What's a bronze turkey?
If you want to your turkey to have had a longer life and increase the chances of a tasty tender bird, buying a free-range bronze turkey is increasingly popular. Bronze turkeys are the old-fashioned black coloured bird once common on Irish farms.
As they are slower to grow they should taste more tender than a commercial turkey. The meat is also said to have more flavour as the turkeys forage in grass and have a more varied diet. "There is no such thing as a dry bronze turkey," says Ronan Byrne who is rearing 600 free-range turkeys at his farm in Athenry.
"My birds take almost six months to grow and that's why I compare them to Aberdeen Angus beef. They're tender, juicy and have lots of flavour."
If a turkey is labelled 'free- range' it means the turkeys were allowed access to an outdoor area and the farms are inspected to comply with free-range regulations. Because of increasing demand many supermarkets, large retailers and farmers' markets now sell free-range, which may be white or bronze birds.

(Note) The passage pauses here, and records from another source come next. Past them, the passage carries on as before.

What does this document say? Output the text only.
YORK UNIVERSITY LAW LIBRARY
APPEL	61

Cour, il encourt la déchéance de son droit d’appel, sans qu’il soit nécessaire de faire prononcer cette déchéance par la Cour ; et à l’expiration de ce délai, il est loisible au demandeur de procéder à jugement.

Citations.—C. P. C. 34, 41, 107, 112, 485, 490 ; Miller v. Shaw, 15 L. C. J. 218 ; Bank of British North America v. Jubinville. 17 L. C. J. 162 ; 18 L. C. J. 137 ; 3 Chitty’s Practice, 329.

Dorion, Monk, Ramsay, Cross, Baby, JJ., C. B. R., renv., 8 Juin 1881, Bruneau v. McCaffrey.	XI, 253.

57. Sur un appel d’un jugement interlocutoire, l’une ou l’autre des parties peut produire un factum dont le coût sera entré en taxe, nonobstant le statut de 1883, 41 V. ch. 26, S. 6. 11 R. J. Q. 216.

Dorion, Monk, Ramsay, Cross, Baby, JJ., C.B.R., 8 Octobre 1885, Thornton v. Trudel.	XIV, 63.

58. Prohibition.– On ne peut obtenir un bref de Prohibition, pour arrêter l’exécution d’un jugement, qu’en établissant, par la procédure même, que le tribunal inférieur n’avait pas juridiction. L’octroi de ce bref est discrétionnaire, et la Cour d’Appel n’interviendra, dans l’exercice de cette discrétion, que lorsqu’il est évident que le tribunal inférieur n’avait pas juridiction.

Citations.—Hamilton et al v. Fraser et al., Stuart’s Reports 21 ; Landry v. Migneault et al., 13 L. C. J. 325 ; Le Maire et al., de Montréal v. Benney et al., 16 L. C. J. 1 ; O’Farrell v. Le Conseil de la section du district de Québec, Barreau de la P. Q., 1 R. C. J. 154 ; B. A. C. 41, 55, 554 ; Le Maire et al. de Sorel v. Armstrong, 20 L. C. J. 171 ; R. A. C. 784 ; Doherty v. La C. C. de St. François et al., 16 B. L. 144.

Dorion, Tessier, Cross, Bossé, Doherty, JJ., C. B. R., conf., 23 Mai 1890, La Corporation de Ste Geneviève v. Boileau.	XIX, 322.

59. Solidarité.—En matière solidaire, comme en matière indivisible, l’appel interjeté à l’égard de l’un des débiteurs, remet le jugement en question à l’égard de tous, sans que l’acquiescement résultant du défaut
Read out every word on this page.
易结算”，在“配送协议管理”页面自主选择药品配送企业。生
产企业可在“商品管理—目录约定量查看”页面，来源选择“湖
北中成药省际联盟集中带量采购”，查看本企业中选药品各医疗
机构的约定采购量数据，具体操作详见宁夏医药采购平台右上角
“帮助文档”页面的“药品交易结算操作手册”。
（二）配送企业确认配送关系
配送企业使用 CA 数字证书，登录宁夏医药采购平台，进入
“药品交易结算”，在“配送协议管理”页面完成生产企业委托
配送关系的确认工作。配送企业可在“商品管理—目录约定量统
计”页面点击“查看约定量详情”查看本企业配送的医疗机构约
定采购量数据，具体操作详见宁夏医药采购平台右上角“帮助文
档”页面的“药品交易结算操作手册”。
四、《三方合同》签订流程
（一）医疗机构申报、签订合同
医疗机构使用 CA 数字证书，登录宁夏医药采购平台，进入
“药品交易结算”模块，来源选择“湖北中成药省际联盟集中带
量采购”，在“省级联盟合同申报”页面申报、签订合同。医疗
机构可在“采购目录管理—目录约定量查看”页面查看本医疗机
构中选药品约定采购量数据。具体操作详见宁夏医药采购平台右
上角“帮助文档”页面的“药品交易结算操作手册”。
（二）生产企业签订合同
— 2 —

They are more expensive than commercially farmed turkey but Mr Byrne says there's always a certain amount of customers that want quality.
"Once people make the change they come back to me year after year."
Organic turkey is the most expensive of all the options as the turkeys are fed a diet of grains and grasses which have been grown without pesticides. They must also have access to grass and be free-range.
Taste-wise, organic will be very similar to a bronze free- range turkey but more expensive as organic feed drives price significantly upwards. If you choose to buy a premium product such as an organic turkey, check that the packaging or that the producer has an IOFGA (Irish Organic Farmers and Growers Association) or Soil Association stamp.
Buying from a local farm is often a cheap way to get a good turkey as it cuts out the middleman.
Many farms now sell direct from farm gate and some deliver turkeys to your door. If you want to be sure a turkey is free-range, buy it from a farmer you know or visit the farm. Many farmers encourage customers to see their farms and to collect turkeys once they are ready.
It also makes a lovely outing for children around Christmas time. If you're short on time, many farms now sell online.